Fluctuations in depression make life difficult. There is a strong tendency to focus on all the things I do not have. There are a lot things I do not have. I don't want to talk about it. I never do. Some people say you need to express to release the tension. I will never do. It is not in my nature. I have to find methods of life that are realistic and comfortable for me.

Another belief controlling and contributing to feeling better is knowing everyone is born with a purpose. There are no mistakes. Every person has value. Money, fame and wealth are not the total value of a person. There is more. There are millions of people making decisions everyday. They do what they know and feel is right.

To say the only value of anything is money is to say pictures of my family are negligible. It is alright to delete baby pictures and pictures from vacations. It is like saying it does not matter unless they sell for a few thousand dollars. If my computer crashed today, I can recreate any and all my art. While I could go on another family vacation, I would be more upset about losing family photos.

Every person is important. Achievements of machinery, technology, justice and wealth happens because of the ongoing needs and actions of everyone.
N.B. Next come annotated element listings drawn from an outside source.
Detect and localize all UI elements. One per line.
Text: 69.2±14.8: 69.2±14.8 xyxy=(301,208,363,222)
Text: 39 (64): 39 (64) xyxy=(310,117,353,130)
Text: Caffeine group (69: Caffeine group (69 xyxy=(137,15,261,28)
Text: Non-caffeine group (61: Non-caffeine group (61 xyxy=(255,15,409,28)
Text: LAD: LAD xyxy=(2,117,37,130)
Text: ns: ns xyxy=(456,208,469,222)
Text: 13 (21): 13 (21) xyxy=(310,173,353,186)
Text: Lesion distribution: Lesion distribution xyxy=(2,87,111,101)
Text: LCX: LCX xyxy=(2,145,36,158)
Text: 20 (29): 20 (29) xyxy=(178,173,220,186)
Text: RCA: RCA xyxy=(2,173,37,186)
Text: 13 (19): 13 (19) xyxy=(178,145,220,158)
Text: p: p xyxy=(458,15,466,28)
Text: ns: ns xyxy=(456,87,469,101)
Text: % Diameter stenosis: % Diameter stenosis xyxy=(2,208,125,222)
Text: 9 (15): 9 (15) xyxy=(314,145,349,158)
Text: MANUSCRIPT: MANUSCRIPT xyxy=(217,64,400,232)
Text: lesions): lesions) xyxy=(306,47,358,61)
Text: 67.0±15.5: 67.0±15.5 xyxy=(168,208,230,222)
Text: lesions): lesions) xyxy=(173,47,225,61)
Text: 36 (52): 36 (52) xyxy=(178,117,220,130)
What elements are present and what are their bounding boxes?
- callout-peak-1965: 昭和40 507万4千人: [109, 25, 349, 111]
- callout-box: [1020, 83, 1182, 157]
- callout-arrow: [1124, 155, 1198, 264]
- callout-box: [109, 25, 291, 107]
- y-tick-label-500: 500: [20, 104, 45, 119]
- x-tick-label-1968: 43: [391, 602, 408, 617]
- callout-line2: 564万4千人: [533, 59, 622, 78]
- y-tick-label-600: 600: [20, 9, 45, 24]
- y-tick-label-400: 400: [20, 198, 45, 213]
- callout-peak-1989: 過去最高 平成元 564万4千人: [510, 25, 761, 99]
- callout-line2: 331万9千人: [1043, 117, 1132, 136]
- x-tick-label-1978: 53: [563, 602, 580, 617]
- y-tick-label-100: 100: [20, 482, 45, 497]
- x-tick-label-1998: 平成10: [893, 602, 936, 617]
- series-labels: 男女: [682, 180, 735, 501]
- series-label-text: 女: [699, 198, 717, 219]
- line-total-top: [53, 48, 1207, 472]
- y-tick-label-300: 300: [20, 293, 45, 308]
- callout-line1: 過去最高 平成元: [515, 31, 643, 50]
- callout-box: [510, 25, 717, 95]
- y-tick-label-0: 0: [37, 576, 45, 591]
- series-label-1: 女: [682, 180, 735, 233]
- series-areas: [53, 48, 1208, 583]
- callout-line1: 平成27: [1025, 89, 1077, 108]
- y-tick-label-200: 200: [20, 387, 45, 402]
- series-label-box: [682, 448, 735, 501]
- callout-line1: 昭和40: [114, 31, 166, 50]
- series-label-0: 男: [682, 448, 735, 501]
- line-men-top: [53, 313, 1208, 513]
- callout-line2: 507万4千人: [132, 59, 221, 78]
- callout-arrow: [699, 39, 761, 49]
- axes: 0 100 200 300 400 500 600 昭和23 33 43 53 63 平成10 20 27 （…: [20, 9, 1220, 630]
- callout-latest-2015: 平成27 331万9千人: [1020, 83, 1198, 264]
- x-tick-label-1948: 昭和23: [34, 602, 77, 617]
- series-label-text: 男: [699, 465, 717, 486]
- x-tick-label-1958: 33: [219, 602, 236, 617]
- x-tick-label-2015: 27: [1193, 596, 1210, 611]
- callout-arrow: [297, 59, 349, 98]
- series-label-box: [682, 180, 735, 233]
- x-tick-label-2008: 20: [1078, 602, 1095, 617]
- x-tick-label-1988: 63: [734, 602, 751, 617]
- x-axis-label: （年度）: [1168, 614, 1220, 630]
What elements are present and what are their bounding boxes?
There is no method of judgment to evaluate the importance or insignificance of one person's life.

When making decisions, it is important to consider my actions impact other people. I really try to find the least hostile, most effective way to handle people who are obstacles in the way living life. It is difficult when everything seems huge and chaotic. I imagine it being disastrous for me, for others and must reevaluate my impact. Any small activity, such as: talking, listening or debating to defend myself is not going to ruin a company. If it was already ruined, I did not do that. It is more likely they realize there is a problem. Honesty in my choice of words and actions assists them in noticing a problem. They will fix it. My part in the greater fulfillment of life is done. It would be great to have total freedom. Standards, rules, competition and expectations would all be negligible. Yet, all those interferences and things that cause bad feelings help me. I feel stuck when having to workout what to do to whenever someone is bossy or acting like I am their property. Yet, you have to do something first and then find out what will really happen.
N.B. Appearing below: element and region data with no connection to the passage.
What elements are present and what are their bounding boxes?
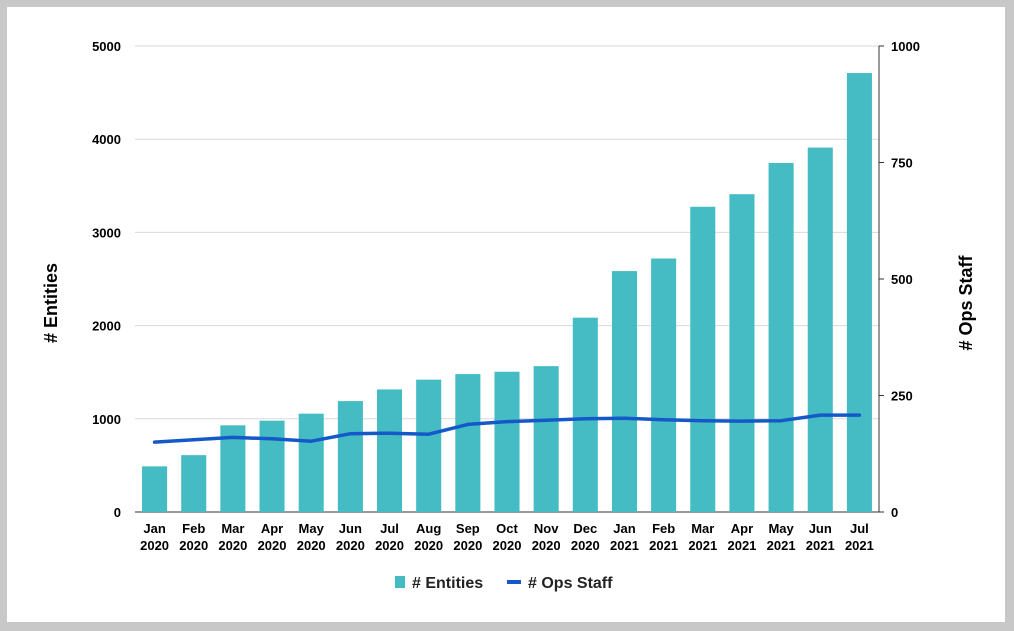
x-axis-tick-label: Mar 2020 bbox=[218, 521, 247, 553]
x-axis-tick-label: Mar 2021 bbox=[688, 521, 717, 553]
bar-entities bbox=[376, 389, 403, 512]
right-axis-title: # Ops Staff bbox=[956, 254, 976, 350]
legend-label-entities: # Entities bbox=[412, 575, 483, 592]
x-axis: Jan 2020 Feb 2020 Mar 2020 Apr 2020 May 2020 Jun 20… bbox=[140, 521, 874, 553]
x-axis-tick-label: Feb 2020 bbox=[179, 521, 208, 553]
bar-entities bbox=[768, 162, 794, 512]
combo-chart: 0 1000 2000 3000 4000 5000 0 250 500 750 1000 Jan… bbox=[41, 39, 976, 592]
bar-entities bbox=[572, 317, 598, 512]
legend-swatch-entities bbox=[395, 576, 405, 588]
line-series-ops-staff bbox=[152, 413, 862, 444]
x-axis-tick-label: Sep 2020 bbox=[453, 521, 482, 553]
bar-entities bbox=[298, 413, 324, 512]
bar-entities bbox=[611, 271, 638, 512]
left-axis-tick-label: 3000 bbox=[92, 225, 121, 240]
left-axis: 0 1000 2000 3000 4000 5000 bbox=[92, 39, 121, 520]
x-axis-tick-label: Aug 2020 bbox=[414, 521, 443, 553]
left-axis-tick-label: 5000 bbox=[92, 39, 121, 54]
x-axis-tick-label: May 2020 bbox=[297, 521, 326, 553]
right-axis-tick-label: 500 bbox=[891, 272, 913, 287]
x-axis-tick-label: Jul 2021 bbox=[845, 521, 874, 553]
x-axis-tick-label: Apr 2020 bbox=[258, 521, 287, 553]
bar-entities bbox=[846, 73, 872, 512]
chart-frame: 0 1000 2000 3000 4000 5000 0 250 500 750 1000 Jan… bbox=[7, 7, 1005, 622]
bar-entities bbox=[259, 420, 285, 512]
bar-entities bbox=[455, 374, 481, 512]
x-axis-tick-label: Feb 2021 bbox=[649, 521, 678, 553]
right-axis-tick-label: 1000 bbox=[891, 39, 920, 54]
bar-entities bbox=[690, 206, 716, 512]
left-axis-tick-label: 2000 bbox=[92, 319, 121, 334]
x-axis-tick-label: Dec 2020 bbox=[571, 521, 600, 553]
x-axis-tick-label: Jun 2021 bbox=[806, 521, 835, 553]
bar-entities bbox=[337, 401, 363, 512]
gridlines bbox=[135, 45, 879, 513]
right-axis-tick-label: 0 bbox=[891, 505, 898, 520]
bar-entities bbox=[651, 258, 677, 512]
legend-label-ops-staff: # Ops Staff bbox=[528, 575, 613, 592]
bar-entities bbox=[220, 425, 246, 512]
bar-entities bbox=[807, 147, 833, 512]
x-axis-tick-label: Oct 2020 bbox=[493, 521, 522, 553]
right-axis-tick-label: 750 bbox=[891, 156, 913, 171]
x-axis-tick-label: May 2021 bbox=[767, 521, 796, 553]
left-axis-tick-label: 4000 bbox=[92, 132, 121, 147]
legend: # Entities # Ops Staff bbox=[395, 575, 613, 592]
x-axis-tick-label: Apr 2021 bbox=[727, 521, 756, 553]
line-ops-staff bbox=[152, 413, 862, 444]
bar-series-entities bbox=[142, 73, 872, 513]
left-axis-title: # Entities bbox=[41, 263, 61, 343]
x-axis-tick-label: Jun 2020 bbox=[336, 521, 365, 553]
x-axis-tick-label: Jul 2020 bbox=[375, 521, 404, 553]
x-axis-tick-label: Nov 2020 bbox=[532, 521, 561, 553]
left-axis-tick-label: 1000 bbox=[92, 412, 121, 427]
x-axis-tick-label: Jan 2020 bbox=[140, 521, 169, 553]
x-axis-tick-label: Jan 2021 bbox=[610, 521, 639, 553]
bar-entities bbox=[181, 455, 207, 512]
bar-entities bbox=[494, 371, 520, 512]
right-axis: 0 250 500 750 1000 bbox=[878, 39, 920, 520]
right-axis-tick-label: 250 bbox=[891, 389, 913, 404]
bar-entities bbox=[729, 194, 755, 513]
bar-entities bbox=[142, 466, 168, 512]
bar-entities bbox=[533, 366, 559, 512]
left-axis-tick-label: 0 bbox=[114, 505, 121, 520]
bar-entities bbox=[416, 379, 442, 512]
I have to defend myself and defend myself when someone else has opinions about how to live my life. Which is absurd. It is my life and I am happy letting them live there life. I might give advice or talk about things that help me. I do not hover, nag and questions their life endlessly. I also do not try force them into living a life plan according to my values.

They have a plan. I have a plan. It is probably a good plan unless it is illegal. Then it was a bad plan. If it something illegal against me or others, that I know about, I will probably call the police.

I don't know. I feel weak and small. I prefer solitude. Spending a great deal of time remembering, I do not do a lot. I manage to get up and do something. I'll have one or two important things to do everyday. Those things have to be done. I can think of many more things to do. I really do not feel like life gets better. This is how I feel right now. I will probably different in the future. I will probably have a greater ebb of depression in the future. Having already done and completed tasks in the past, there is a great chance of doing another fun, great, rewarding or comforting experience in the future.